Maslow was right

Friday, April 28, 2017

AME Author, President - Speed To Excellence,

We’ve all heard and studied Maslow’s Hierarchy of Needs that he theorized in 1943 about human motivation, but how does that relate to our present day thinking about lean transformations in the 21st Century? Let’s take look. Simplistically, he felt when humans satisfy the lowest level of need they then look to satisfy the next upper level.

Physiological – These are the basics of human survival. Certainly having a job helps us by providing the resources to have food and shelter as well as reasonable working hours.

Safety – Security is a basic need provided by our community infrastructure including local first responders from law enforcement and fire departments. Also national defense forces protect us from other aggressive nations and terrorists. Safety itself is part of our organizational and personal basic culture norms. The safety systems and our own awareness of unsafe practices at work and play help protect us. We have to be alert and aware of the dangers in our surroundings every day.

Belongingness and Love – This is a two-part need that touches our Psychological needs.

  •     The organizational culture and people-centric leadership espoused by AME is a powerful philosophy to grow the feeling of personal value and Toyota’s “Respect for People!” Teams in the organization can also add a lot of trust and support for each other to achieve team based goals that are aligned with the organizational goals via policy deployment (Hoshin Kanri)!
  •     Love is between two people that find each other mutually attractive in many ways. Again, feeling a part of something and finding the one person that we value and in turn they value us personally is important for the long term.

Esteem – Esteem is the human need to achieve goals both personal and on the job. We want all workers to be able to use their brains and their hands to the best of their ability. We all know the worker doing the job knows what’s going on better than the manager. This is what a true gemba walk is all about- empowering and mentoring workers to think about continuous improvement in their daily work; to take ownership, so that when we go home at night we know if today we achieved our goals! Recognition for achievements by our peers and the organization’s management is also a big factor to fill this need.

Self-Actualization – The top of the pyramid! This is the inner personal feeling in each of us that asks the question “Am I fulfilled?” It combines answers to a couple of other questions that are all very personal and introspective.
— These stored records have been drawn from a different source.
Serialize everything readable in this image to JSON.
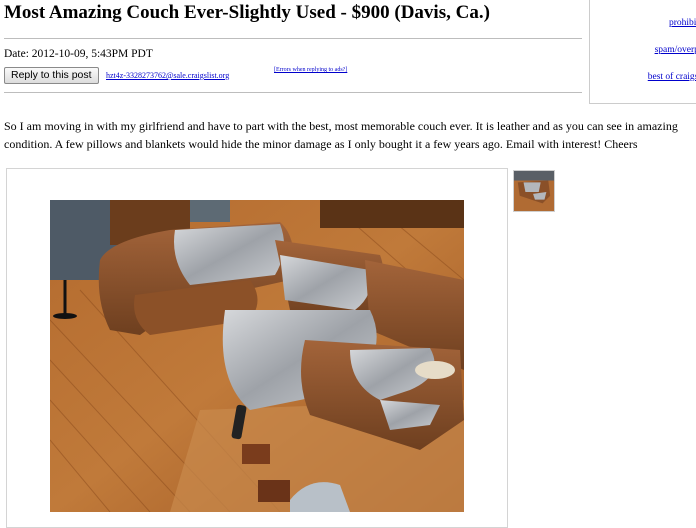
{
  "posting": {
    "title": "Most Amazing Couch Ever-Slightly Used - $900 (Davis, Ca.)",
    "date": "Date: 2012-10-09, 5:43PM PDT",
    "reply_button": "Reply to this post",
    "reply_email": "hzt4z-3328273762@sale.craigslist.org",
    "errors_link": "[Errors when replying to ads?]",
    "body": "So I am moving in with my girlfriend and have to part with the best, most memorable couch ever. It is leather and as you can see in amazing condition. A few pillows and blankets would hide the minor damage as I only bought it a few years ago. Email with interest! Cheers"
  },
  "sidebar": {
    "links": [
      "prohibited",
      "spam/overpost",
      "best of craigslist"
    ]
  },
  "colors": {
    "link": "#0000cc",
    "rule": "#bdbdbd"
  }
}
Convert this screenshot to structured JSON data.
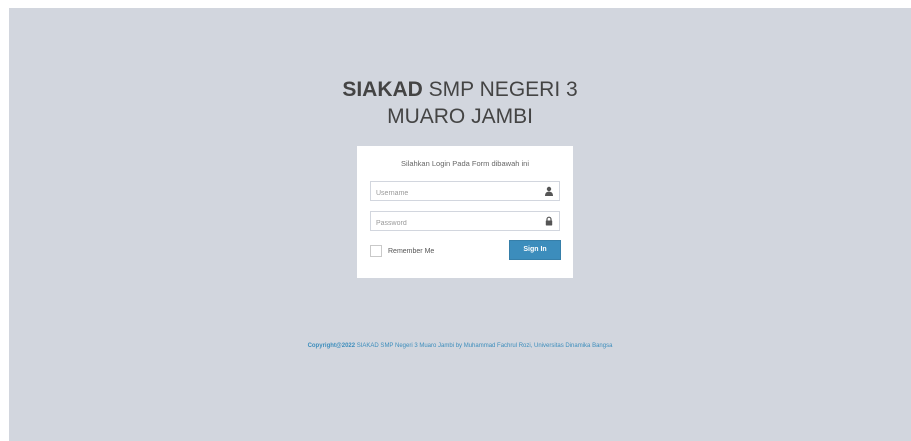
{
  "logo": {
    "bold": "SIAKAD",
    "line1_rest": " SMP NEGERI 3",
    "line2": "MUARO JAMBI"
  },
  "login": {
    "message": "Silahkan Login Pada Form dibawah ini",
    "username_placeholder": "Username",
    "username_value": "",
    "password_placeholder": "Password",
    "password_value": "",
    "remember_label": "Remember Me",
    "remember_checked": false,
    "signin_label": "Sign In"
  },
  "footer": {
    "bold": "Copyright@2022",
    "text": " SIAKAD SMP Negeri 3 Muaro Jambi by Muhammad Fachrul Rozi, Universitas Dinamika Bangsa"
  },
  "icons": {
    "username": "user-icon",
    "password": "lock-icon"
  },
  "colors": {
    "background": "#d2d6de",
    "primary": "#3c8dbc",
    "box": "#ffffff"
  }
}
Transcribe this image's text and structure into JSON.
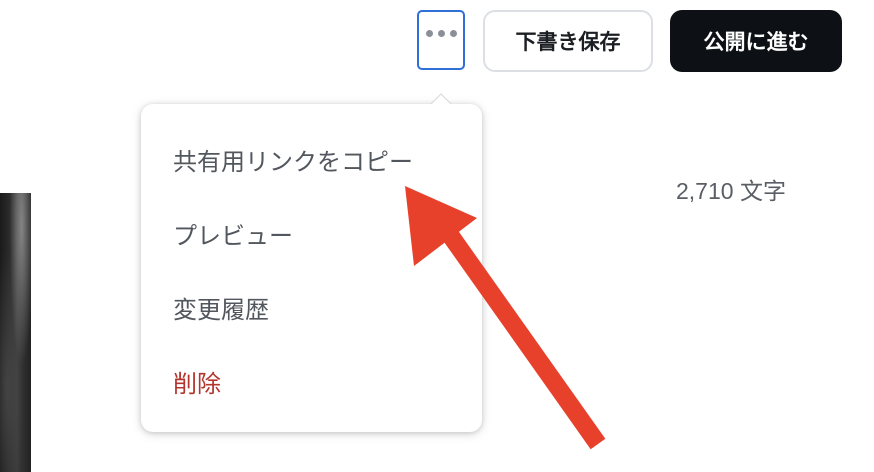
{
  "header": {
    "more_button_icon": "more-horizontal-icon",
    "draft_save_label": "下書き保存",
    "publish_label": "公開に進む"
  },
  "status": {
    "char_count": "2,710 文字"
  },
  "menu": {
    "items": [
      {
        "label": "共有用リンクをコピー"
      },
      {
        "label": "プレビュー"
      },
      {
        "label": "変更履歴"
      },
      {
        "label": "削除",
        "danger": true
      }
    ]
  },
  "colors": {
    "focus_border": "#2f6fd6",
    "publish_bg": "#0d1115",
    "danger_text": "#b3352d",
    "annotation_arrow": "#e8412b"
  }
}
  •    What is my view of my capabilities? Sometimes we have a realistic view of ourselves and sometimes we may not, but our viewpoint is “our reality.” Feedback from our peers, supervisors and direct reports in a 360 Review process may enlighten us on our strengths and opportunities from their various viewpoints. In any case, we should not ignore the feedback because what they share with us is “their reality” and molds how they work with us every day. We need to build on our strengths and work on our opportunities both!

If our organization does not employ a 360 Review process, we need to take charge and continually identify our continuous improvements needed to achieve success. Use of a mentor either unofficially or officially can help greatly!

  •    Am I using all my capabilities in what am I doing? After a true understanding of our capabilities and opportunities to improve and we are lucky enough to answer this question “yes” then we are in a good spot. If we feel our capabilities including using our creativity are underused then, we should ask ourselves “Are there jobs that better use my capabilities and how do I move toward them?” This plan may take the form of additional education and training, talking to our boss, securing a mentor, changing our field, or changing organizations.

As long as we have a plan to fully use our capabilities we are much more likely to achieve Maslow’s Self-Actualization level. Good luck to all of us!